If you have unlimited resources, supplement long-read data with very high depth short-read sequencing, due to often-superior error rates. Sequence to 1000x depth for better resolution of within-sample mosaicism. There are likely also single-nucleotide variants differing between twins. Apply Sanger sequencing to confirm each short-read WGS-identified variant, as done in real-world applications, given those alleles have a high allele fraction. Using both SNV-based and structural variation-based results gives extra confidence if the two approaches agree.
Quantify the strength of evidence by modifying the likelihood ratio from Krawczak et al. (2018), "Distinguishing genetically between the germlines of male monozygotic twins," which operates on read counts and can account for multiple tissue types (
doi.org/10.1371/journal.pgen…). At high read depth, bias from sample contamination could invalidate the read count estimator, so cap the maximum likelihood contribution from a single variant or something.

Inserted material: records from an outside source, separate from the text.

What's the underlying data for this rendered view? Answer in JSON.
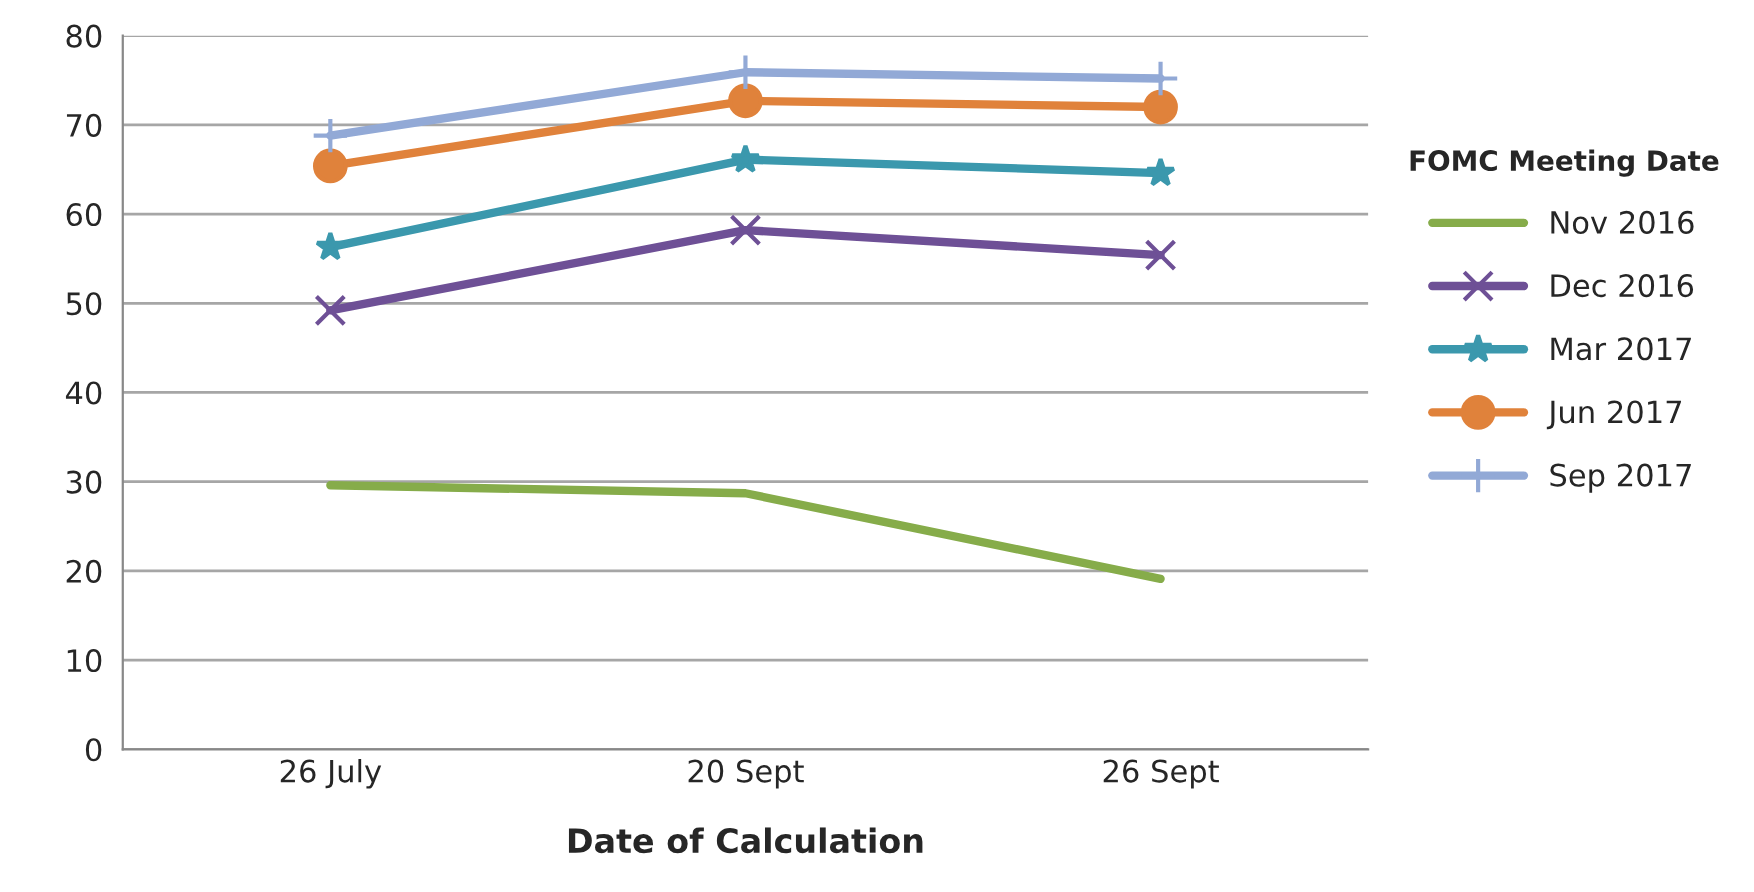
{
  "chart_data": {
    "type": "line",
    "xlabel": "Date of Calculation",
    "legend_title": "FOMC Meeting Date",
    "categories": [
      "26 July",
      "20 Sept",
      "26 Sept"
    ],
    "series": [
      {
        "name": "Nov 2016",
        "color": "#86ac4a",
        "marker": "none",
        "values": [
          29.6,
          28.7,
          19.1
        ]
      },
      {
        "name": "Dec 2016",
        "color": "#6e5096",
        "marker": "cross",
        "values": [
          49.2,
          58.2,
          55.4
        ]
      },
      {
        "name": "Mar 2017",
        "color": "#3b98ad",
        "marker": "star",
        "values": [
          56.3,
          66.1,
          64.6
        ]
      },
      {
        "name": "Jun 2017",
        "color": "#e0823b",
        "marker": "circle",
        "values": [
          65.4,
          72.7,
          72.0
        ]
      },
      {
        "name": "Sep 2017",
        "color": "#92a9d6",
        "marker": "plus",
        "values": [
          68.8,
          75.9,
          75.2
        ]
      }
    ],
    "ylim": [
      0,
      80
    ],
    "yticks": [
      0,
      10,
      20,
      30,
      40,
      50,
      60,
      70,
      80
    ],
    "grid": "y",
    "legend": "right"
  }
}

Validate the pipeline using genomic data in All of Us and the UK Biobank, both of which include cohorts with short- and long-read sequencing, to test the method with twins and children of known relationships. This calibrates confidence estimates and informs how sure you can be in the paternity result.
If follow-up analyses warrant it, sequence the mother to resolve ambiguities from maternal transmission or to confirm phasing, optionally combined with Strand-seq on the child's genome to improve assembly contiguity for reference-free structural variation analysis. For low allele fraction mosaic variants, use targeted unique molecular identifier amplicon sequencing to validate SNVs, which is more robust to PCR and sequencing errors.
The primary variants of interest are discordant sites from triplicate sperm samples between the twins compared against the child's genome, followed up with PCR and Sanger sequencing for SNVs and small indels, and optionally droplet digital PCR for copy number variation differences. If PacBio HiFi plus ultra-long Oxford Nanopore assemblies suggest large higher-order repeat variation, use optical genome mapping or optionally pulse-field gel electrophoresis followed by Southern blot as confirmation.
Cost estimate of extreme version: 1000x WGS of the human genome is 3.2 Gb × 1000 = 3,200 Gb per sample; 100x is 320 Gb. PacBio Onso short-read sequencing runs about $772k total across blood, triplicate sperm from each twin, and saliva, using 300-cycle kits at roughly 120 Gb per flow cell. PacBio HiFi long-read WGS at 100x depth across two sperm and one blood sample runs about $19k. Oxford Nanopore ultra-long reads at roughly 50 Gb per PromethION flow cell for three samples runs about $41k. Optical genome mapping on three blood samples adds about $6k. PCR and Sanger sequencing for 30 loci across three samples, forward and reverse, comes to about $1k. Total: approximately $840,000. DNA extraction is completed by asking very nicely for someone with relevant wet lab experience to do it before sending out samples, so that part is free. Optional contingent components like Strand-seq, sequencing the mother, and ddPCR are omitted unless ambiguity arises.